Mehta repeatedly stressed the amenability of current day institutions and political circumstances to the possibility of pacifism. While he acknowledged that individual Ghandian pacifism based on "esoteric metaphysics of the self" are not useful, he asserted that a global pacifism was possible.
"In the world of today, the choice can be made for nonviolence because such a choice can be sustained. Multilateral, international organizations offer numerous means of assuaging situations," said Mehta. "It is foolish to think that war can give us any assurances of security. War and the very nature of modern civilization conspire to democratize violence and, far from secure, this could very well be terminal."
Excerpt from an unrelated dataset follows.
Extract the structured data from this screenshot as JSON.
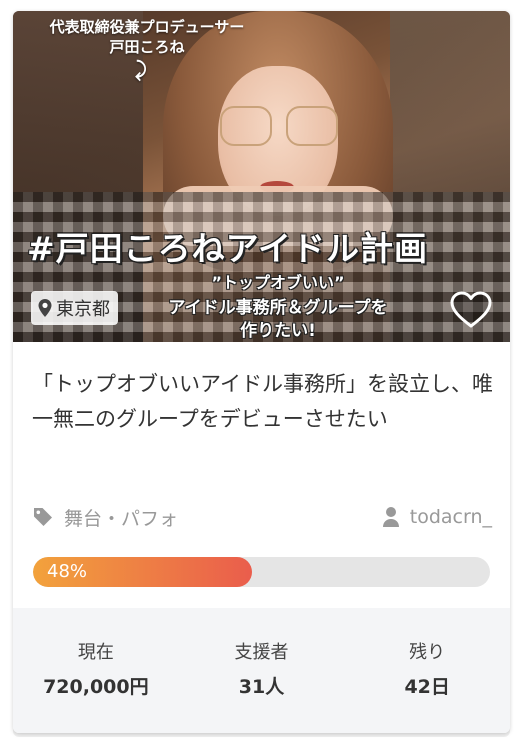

Gerety said that he had thought critically about the issue in the past, having filed two separate conscientious objector forms during Vietnam-one as a pacifist, the other as an objector to the cause and conduct of that war.
"It seems to me that, even in war, the position of morality and justice should have to be that all lives matter, but Americans will do almost anything to make sure that we take no casualties," said Gerety. "In Kosovo, the astonishingly voluminous bombing was only necessary ... because we were unwilling to involve soldiers in the direct fighting. Had we been willing to risk American lives, we may have saved many more Kosovar lives and brought the war to a close with many fewer casualties."
While student involvement was limited to the question and answer session and discussion afterwards, most found the forum to be useful and informative, especially in light of the dearth of other such activities on campus.
"If students would like to organize more such fora, they should not hesitate to come to members of the faculty or others in the College, many of whom would be very eager to help promote open brainstorming and discussion on contemporary events," said Professor of Philosophy Alexander George, who moderated the event. "As for this specific discussion, I hope a jolly good time was had by all."